Pommerby : Ein Trauzimmer wie auf Wolken

Freuen sich über das helle Ambiente im Leuchtturm-Trauzimmer: Sabrina Lenhart, Thomas Johannsen, Julia Lorenzen, Susanne Jürgensen, Jutta Franke, Sabine Kirchhoff und Gert Nagel (v.li.).
Freuen sich über das helle Ambiente im Leuchtturm-Trauzimmer: Sabrina Lenhart, Thomas Johannsen, Julia Lorenzen, Susanne Jürgensen, Jutta Franke, Sabine Kirchhoff und Gert Nagel (v.li.).

Das Amt Geltinger Bucht und der Förderverein investieren 25.000 Euro in den Leuchtturm Falshöft. Ab 1. April sind wieder Eheschließungen möglich.

shz.de von
27. März 2017, 11:00 Uhr

Pommerby | Von außen sieht er aus wie gewohnt – aber im Inneren erstrahlt er in neuem Glanz: der Leuchtturm von Falshöft, der als „besonderer Ort“ für Eheschließungen seit April 2000 bundesweit bekannt ist. Durchschnittlich 300 Trauungen im Jahr sprechen eine deutliche Sprache und belegen, dass diejenigen, die den Bund für ein gemeinsames Leben eingehen wollen, gerne die über 40 Treppen hinauf klettern, um „Ja“ zu sagen.

Mehr als 100 Jahre alt ist der Falshöfter Leuchtturm, inzwischen steht er unter Denkmalschutz und ist auch so etwas wie das Wahrzeichen des Amtes Geltinger Bucht. 70 Mitglieder zählt der Leuchtturm-Förderverein, dem der Bau ganz besonders am Herzen liegt, vor allem Gert Nagel, der in seiner einstigen Eigenschaft als Pommerbyer Bürgermeister acht Jahre lang als ehrenamtlicher Eheschließungsbeamter fungierte.
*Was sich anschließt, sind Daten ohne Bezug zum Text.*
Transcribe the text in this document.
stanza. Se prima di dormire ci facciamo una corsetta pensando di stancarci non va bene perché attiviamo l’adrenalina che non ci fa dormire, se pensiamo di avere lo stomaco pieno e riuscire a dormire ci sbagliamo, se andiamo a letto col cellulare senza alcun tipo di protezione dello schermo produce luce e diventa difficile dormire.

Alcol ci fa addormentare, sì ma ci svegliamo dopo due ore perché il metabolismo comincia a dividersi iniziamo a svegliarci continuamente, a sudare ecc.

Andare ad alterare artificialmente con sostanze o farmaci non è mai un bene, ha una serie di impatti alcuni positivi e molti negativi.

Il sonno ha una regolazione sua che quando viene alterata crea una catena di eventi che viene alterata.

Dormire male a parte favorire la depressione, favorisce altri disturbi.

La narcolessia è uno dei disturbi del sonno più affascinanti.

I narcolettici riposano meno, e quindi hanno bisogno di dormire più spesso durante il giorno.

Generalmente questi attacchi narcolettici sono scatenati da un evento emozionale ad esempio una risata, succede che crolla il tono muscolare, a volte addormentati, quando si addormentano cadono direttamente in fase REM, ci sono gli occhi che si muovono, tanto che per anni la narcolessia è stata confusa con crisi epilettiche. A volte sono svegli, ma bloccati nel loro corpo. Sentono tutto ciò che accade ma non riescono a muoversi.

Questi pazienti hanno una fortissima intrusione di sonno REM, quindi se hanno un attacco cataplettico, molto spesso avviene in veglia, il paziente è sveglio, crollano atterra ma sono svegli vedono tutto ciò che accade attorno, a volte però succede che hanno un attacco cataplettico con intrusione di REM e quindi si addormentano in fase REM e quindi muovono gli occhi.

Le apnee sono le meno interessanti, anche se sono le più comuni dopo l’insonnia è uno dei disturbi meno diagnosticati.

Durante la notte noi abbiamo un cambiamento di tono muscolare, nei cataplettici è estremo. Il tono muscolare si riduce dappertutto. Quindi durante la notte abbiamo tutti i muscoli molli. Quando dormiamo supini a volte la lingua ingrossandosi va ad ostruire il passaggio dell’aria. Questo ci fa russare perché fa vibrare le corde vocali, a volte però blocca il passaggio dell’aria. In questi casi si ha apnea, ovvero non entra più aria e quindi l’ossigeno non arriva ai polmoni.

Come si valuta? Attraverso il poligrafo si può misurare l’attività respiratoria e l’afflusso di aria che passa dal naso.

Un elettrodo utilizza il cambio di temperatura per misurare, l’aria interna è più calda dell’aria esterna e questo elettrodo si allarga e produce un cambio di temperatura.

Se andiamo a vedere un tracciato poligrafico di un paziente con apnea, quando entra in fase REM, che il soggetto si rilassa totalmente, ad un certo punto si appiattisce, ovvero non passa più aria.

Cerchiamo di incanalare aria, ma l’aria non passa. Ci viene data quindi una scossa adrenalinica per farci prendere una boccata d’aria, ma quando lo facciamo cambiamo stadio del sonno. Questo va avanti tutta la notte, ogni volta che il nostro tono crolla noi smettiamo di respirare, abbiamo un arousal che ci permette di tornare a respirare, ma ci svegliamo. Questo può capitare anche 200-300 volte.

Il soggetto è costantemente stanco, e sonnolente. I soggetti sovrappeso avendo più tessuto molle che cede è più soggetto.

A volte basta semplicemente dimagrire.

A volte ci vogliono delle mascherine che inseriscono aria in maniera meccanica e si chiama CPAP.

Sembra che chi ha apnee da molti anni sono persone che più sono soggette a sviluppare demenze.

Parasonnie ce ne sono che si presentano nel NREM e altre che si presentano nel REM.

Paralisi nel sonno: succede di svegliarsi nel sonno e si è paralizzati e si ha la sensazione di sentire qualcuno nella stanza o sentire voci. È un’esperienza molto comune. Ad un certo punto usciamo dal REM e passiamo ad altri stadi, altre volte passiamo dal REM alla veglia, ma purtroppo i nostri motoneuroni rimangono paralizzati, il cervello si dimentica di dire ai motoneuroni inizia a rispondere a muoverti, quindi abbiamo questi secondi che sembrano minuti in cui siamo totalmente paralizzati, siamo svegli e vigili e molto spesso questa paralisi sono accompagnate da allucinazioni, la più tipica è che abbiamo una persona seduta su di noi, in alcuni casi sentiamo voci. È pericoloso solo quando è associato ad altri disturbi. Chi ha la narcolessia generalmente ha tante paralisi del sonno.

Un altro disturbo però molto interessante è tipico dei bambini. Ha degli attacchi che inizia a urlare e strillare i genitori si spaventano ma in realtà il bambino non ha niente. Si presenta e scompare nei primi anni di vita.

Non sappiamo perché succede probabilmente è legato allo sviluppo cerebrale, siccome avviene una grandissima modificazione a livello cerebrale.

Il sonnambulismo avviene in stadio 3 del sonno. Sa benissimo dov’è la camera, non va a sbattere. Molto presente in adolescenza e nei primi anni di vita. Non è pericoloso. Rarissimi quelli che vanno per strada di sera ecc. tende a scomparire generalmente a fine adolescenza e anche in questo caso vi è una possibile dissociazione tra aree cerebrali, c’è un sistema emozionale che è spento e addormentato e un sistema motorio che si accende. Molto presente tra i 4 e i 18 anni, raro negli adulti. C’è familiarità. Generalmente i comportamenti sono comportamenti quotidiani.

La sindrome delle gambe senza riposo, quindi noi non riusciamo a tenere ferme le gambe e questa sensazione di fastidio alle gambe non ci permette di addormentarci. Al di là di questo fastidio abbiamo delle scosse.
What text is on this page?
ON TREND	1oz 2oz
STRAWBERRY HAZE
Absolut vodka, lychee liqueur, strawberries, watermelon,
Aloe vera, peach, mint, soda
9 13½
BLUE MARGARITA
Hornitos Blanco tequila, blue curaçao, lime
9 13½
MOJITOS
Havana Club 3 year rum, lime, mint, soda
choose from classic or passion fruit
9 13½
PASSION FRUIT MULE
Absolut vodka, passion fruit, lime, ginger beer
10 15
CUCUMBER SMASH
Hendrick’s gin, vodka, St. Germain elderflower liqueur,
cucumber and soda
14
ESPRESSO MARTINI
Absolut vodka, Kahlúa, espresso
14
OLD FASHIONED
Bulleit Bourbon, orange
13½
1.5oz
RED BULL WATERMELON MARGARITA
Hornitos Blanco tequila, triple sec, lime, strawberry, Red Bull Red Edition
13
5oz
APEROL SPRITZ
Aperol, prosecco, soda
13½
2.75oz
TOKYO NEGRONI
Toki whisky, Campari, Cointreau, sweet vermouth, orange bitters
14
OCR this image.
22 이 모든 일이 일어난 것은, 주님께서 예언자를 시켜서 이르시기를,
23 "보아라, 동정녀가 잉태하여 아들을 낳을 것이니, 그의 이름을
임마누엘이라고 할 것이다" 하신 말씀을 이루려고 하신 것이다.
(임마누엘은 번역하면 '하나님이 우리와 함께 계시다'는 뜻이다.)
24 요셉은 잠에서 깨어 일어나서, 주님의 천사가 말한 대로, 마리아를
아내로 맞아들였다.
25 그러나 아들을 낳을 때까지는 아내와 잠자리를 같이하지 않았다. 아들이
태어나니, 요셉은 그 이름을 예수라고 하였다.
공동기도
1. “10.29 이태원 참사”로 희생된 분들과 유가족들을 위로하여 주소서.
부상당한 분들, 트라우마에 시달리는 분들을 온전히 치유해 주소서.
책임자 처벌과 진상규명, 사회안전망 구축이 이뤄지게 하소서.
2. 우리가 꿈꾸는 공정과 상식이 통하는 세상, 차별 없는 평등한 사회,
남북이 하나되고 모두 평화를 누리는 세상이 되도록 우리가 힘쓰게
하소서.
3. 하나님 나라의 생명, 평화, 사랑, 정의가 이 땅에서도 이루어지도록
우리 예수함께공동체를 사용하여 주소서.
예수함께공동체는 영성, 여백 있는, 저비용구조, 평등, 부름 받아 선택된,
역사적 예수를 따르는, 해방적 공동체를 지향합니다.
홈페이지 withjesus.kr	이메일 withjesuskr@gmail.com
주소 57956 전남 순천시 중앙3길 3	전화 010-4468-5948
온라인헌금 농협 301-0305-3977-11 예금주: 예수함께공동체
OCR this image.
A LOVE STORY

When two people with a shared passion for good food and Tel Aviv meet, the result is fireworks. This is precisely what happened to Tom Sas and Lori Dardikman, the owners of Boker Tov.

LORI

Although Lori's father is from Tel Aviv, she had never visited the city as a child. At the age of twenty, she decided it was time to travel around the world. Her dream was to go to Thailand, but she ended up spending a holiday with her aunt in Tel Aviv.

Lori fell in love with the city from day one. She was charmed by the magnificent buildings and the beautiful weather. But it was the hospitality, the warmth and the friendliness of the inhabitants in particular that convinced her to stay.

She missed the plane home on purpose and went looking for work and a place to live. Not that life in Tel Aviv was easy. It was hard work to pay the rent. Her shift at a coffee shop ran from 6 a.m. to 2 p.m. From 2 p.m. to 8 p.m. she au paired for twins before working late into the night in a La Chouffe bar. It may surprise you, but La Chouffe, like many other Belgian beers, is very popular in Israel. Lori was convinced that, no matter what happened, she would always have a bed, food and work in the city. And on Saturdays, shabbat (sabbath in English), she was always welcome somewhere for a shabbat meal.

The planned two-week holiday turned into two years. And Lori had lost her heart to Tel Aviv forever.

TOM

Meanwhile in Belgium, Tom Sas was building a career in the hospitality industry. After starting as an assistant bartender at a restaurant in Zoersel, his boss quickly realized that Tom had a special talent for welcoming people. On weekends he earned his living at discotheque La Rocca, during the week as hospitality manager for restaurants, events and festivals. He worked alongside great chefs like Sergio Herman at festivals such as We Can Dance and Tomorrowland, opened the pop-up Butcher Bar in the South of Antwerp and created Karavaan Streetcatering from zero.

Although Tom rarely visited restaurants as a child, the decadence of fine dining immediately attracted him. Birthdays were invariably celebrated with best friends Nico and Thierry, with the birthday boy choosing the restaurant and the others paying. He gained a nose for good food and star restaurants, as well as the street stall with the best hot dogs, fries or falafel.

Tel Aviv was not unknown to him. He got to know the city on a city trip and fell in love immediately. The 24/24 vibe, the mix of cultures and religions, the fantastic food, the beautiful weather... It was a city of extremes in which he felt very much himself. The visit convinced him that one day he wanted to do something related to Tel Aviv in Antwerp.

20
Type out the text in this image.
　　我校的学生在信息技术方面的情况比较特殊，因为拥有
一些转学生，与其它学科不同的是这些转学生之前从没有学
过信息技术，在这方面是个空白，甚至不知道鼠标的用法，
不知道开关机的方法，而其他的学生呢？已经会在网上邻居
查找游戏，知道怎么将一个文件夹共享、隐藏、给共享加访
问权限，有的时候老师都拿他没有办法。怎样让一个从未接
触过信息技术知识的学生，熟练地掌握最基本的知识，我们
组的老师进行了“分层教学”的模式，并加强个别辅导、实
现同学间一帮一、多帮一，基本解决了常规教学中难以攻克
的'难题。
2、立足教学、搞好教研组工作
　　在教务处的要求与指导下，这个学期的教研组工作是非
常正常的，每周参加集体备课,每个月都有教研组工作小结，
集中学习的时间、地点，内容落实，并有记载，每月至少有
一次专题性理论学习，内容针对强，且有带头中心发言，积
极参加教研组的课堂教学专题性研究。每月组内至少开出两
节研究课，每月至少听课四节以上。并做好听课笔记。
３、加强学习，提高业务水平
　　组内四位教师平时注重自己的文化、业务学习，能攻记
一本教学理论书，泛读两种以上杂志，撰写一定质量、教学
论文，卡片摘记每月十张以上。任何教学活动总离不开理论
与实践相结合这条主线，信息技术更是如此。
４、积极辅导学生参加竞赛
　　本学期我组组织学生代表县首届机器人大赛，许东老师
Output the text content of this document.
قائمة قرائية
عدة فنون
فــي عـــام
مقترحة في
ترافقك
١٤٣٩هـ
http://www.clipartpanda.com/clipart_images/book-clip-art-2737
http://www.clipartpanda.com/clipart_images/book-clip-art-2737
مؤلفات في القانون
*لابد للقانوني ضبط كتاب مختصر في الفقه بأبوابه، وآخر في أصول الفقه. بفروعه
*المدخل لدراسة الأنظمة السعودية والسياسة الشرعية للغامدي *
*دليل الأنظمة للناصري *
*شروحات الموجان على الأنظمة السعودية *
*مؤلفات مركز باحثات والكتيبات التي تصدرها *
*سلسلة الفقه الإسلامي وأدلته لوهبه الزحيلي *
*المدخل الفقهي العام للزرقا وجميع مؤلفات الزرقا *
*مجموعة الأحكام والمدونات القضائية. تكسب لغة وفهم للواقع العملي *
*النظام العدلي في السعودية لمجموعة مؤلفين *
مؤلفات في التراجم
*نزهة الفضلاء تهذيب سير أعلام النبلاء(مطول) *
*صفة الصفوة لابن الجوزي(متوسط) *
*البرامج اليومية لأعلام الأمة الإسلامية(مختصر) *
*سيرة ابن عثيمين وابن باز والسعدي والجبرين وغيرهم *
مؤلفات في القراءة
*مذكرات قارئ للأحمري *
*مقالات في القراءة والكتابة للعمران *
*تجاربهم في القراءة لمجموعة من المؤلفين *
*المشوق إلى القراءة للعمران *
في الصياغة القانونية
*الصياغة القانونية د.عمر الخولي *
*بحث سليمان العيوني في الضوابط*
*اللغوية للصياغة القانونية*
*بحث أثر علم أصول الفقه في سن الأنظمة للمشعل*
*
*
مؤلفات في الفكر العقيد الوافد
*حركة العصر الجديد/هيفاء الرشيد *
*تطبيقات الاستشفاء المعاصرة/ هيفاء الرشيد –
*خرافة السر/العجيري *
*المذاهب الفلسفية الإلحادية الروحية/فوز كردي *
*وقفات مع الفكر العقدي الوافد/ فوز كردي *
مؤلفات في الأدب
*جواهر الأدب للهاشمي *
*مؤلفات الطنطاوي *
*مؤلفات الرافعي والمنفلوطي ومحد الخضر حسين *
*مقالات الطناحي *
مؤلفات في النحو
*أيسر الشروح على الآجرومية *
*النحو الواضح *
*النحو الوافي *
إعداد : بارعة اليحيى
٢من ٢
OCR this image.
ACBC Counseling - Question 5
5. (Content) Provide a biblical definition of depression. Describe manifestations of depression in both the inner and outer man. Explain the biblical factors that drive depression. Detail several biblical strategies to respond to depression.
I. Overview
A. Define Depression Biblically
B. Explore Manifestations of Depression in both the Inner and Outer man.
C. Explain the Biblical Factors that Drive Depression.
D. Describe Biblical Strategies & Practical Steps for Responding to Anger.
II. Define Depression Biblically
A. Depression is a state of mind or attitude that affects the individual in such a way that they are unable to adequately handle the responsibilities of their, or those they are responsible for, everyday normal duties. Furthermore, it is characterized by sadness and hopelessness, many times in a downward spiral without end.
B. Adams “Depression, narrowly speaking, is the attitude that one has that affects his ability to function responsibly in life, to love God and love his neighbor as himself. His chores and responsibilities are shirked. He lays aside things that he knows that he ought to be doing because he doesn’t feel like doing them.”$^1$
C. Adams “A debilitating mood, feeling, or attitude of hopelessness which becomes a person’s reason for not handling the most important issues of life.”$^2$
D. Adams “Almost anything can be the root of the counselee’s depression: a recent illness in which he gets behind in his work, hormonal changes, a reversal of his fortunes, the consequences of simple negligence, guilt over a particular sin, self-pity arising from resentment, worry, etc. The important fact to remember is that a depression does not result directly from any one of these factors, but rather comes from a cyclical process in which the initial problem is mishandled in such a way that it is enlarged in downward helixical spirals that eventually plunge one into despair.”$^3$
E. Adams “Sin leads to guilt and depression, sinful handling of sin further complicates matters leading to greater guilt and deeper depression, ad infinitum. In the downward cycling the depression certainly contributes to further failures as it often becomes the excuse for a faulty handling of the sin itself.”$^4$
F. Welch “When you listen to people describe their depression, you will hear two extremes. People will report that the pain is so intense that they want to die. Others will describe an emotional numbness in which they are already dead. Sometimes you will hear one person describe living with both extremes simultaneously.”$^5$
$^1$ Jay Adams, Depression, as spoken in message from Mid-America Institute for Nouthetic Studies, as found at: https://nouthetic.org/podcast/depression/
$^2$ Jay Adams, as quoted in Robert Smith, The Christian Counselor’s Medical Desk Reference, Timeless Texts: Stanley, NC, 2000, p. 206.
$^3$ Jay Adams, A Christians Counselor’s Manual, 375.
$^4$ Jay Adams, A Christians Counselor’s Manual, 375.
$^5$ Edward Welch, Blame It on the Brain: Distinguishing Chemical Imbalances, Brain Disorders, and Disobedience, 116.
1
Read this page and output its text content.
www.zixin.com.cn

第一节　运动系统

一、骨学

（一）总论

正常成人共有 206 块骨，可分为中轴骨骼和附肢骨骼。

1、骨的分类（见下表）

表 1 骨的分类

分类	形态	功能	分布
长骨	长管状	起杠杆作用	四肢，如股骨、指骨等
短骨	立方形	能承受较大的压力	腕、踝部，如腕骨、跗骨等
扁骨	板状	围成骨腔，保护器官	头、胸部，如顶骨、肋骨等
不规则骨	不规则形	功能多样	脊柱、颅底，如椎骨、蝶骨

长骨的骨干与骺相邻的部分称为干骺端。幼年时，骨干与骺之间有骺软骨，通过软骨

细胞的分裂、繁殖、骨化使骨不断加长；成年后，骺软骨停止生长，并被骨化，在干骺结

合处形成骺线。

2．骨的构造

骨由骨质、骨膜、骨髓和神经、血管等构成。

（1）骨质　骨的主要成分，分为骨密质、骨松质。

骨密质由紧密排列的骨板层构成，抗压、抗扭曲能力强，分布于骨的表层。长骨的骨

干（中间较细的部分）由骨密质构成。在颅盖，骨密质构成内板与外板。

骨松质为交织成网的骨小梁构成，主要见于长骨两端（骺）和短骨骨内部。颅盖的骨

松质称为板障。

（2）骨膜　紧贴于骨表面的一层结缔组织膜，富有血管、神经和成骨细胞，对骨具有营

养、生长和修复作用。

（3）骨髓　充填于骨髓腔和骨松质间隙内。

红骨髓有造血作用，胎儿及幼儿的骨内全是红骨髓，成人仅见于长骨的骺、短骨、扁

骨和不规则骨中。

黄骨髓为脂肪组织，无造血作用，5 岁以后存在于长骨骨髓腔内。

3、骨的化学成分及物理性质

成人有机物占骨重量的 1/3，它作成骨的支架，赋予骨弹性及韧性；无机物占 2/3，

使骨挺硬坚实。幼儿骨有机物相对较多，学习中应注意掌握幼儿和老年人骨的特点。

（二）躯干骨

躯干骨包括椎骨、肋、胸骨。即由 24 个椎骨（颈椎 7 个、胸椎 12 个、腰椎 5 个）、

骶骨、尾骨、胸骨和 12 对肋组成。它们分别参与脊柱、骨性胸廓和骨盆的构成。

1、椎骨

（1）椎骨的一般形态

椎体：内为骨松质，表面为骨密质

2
Als er vor geraumer Zeit dem Amtsausschuss nahe legte, dass das Innere des Traum-Turmes einer Umgestaltung bedürfe, stieß er auf offene Ohren und auch auf ein offenes Portemonnaie. In der Flensburger Raumgestalterin Sabine Kirchhoff fand Nagel eine Mitstreiterin, die dem Trauzimmer und dem darüber liegenden sogenannten „Sektzimmer“ ein neues Ambiente verlieh. Drei Monate lang war der Turm dafür gesperrt, in dieser Zeit wurde alles, was dunkel war, entfernt und durch Farben und Mobiliar, das eine helle Leichtigkeit ausstrahlt, ersetzt. Da ist nichts mehr, was ablenkt, sodass sich künftige Ehepaare voll und ganz auf sich selbst und die Zeremonie konzentrieren können.

Die Neugestaltung stellt eine Investition von rund 25  000 Euro dar. Das Amt übernimmt mit 17  000 Euro den Löwenanteil der Kosten, der Förderverein steuert die verbleibenden 8000 Euro bei. Zur Neugestaltung gehört auch ein neuer Fußbodenbelag – Teppich statt PVC –, die Ausbesserung der Treppenaufgänge und ein neue Beleuchtung, mit der sich die Räume in warmes Licht dimmen lassen. Ein Hingucker ist bei alledem im Trauzimmer ein großformatiges Wolkenbild, das genau den Blick vom Turm über die Ostsee hinweg in Richtung Alsen zeigt. Bei der Präsentation des verwandelten Leuchtturms sparte Amtsvorsteher Thomas Johannsen nicht mit Lob, sprach davon, dass dieses „Juwel des Amtes“ noch schöner geworden sei.

Mit Beendigung der Arbeiten endet für den Leuchtturm auch die dreimonatige „trauungslose Zeit“ und das Ausweichen für Hochzeitspaare ins Amtshaus in Steinbergkirche. Ab 1. April können im Turm wieder Ehen geschlossen worden, und für diesen Tag stehen bereits drei Termine auf dem Einsatzplan der Standesbeamtinnen: Sabrina Lenhart, Julia Lorenzen und Jutta Franke, die alle drei noch recht „frisch“ zum Team gehören. Susanne Jürgensen ist die Dienstälteste, sie beurkundet bereits seit 1989 das Jawort von Paaren und gehört, seitdem Trauungen im Leuchtturm möglich sind, mit zum Falshöft-Team. Und weil die Arbeiten für die Neugestaltung nun abgeschlossen sind, kann dieser ab sofort auch wieder von Besuchern in Augenschein genommen werden.